There could be a feeling that if shareholders are voting against management on a particular issue that engagement has failed. Jankovic does not agree. “While voting sends a strong signal to management it does not mean it’s the end of the road. On the contrary, it can lead to an escalation of the issue at board level.
It is not closing a door; it is about sending a strong signal of concern about something you find important as a shareholder,” Jankovic adds.
Manuel goes further by explaining that a vote should not be taken at face value. “A vote against management needs to be considered in the context of the overall objective that a passive manager is trying to achieve before deciding if engagement has failed,” he says.

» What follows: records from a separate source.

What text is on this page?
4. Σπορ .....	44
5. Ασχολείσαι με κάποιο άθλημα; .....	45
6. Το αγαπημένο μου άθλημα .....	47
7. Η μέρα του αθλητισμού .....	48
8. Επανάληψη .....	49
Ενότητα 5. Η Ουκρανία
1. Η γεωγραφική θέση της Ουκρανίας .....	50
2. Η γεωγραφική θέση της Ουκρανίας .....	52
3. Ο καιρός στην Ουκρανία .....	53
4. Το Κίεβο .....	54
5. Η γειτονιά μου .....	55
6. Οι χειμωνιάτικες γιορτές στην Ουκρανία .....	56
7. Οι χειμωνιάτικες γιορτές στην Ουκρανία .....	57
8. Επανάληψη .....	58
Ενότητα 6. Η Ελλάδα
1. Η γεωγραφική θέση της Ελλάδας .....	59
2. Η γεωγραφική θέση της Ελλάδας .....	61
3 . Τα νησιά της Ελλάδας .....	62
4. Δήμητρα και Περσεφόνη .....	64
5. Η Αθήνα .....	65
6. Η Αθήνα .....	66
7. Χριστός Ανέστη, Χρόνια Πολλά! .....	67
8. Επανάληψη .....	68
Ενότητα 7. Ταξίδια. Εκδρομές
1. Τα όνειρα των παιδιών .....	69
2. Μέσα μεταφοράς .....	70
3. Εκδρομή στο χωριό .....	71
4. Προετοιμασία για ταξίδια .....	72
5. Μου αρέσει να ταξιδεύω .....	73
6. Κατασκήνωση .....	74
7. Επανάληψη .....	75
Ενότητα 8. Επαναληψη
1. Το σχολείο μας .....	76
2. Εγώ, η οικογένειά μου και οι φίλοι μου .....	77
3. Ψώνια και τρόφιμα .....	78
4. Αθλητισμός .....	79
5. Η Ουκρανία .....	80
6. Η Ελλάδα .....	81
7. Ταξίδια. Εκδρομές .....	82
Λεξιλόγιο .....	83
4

Spending time understanding the unique circumstances of the company is part of engagement, Burger adds. “To be successful in an engagement, one needs to understand what the circumstances of the company are.”
But there could potentially be a silver lining to blocking the re-appointment of a director in that their replacement may be more willing to engage with investors.
The right path
ESG is a broad church and there are many different changes sustainability-focused investors want to make to the world, from ending climate change to abolishing pay inequality and raising the standards of human rights.
To help bring clarity here, BlackRock has developed a framework across all asset classes that helps match investors to their sustainable objectives. The framework could help investors find index strategies that focus on themes, exclusions, fixed income or are tilted towards high ESG performers.
“With sustainable investing there are different pathways for investors,” Jankovic says. “Our framework is a good way to approach the topic because there is no one-size-fits all solution.”
Despite the explosion in their number, funds tracking indices with an ESG angle are still being perfected. The first generation were blighted by a lack of comprehensive data needed to tilt them towards a particular issue, but they are improving, Manuel believes.
“The second-generation indices attempt to be more forward looking in how they are constructed,” he adds.
“They try to incorporate information that will highlight the companies which will have better ESG characteristics in the future or are better positioned to manage through the low carbon transition. That has been a big development in the passive market.”
And developments such as this are needed to continue to attract and adequately manage sustainable passive mandates. The ruling on stewardship and passive funds will clearly help boost the ESG performance of such vehicles. Passive investing is now playing a bigger role in creating a more equal society and helping the world transition to a low carbon economy. A welcomed development.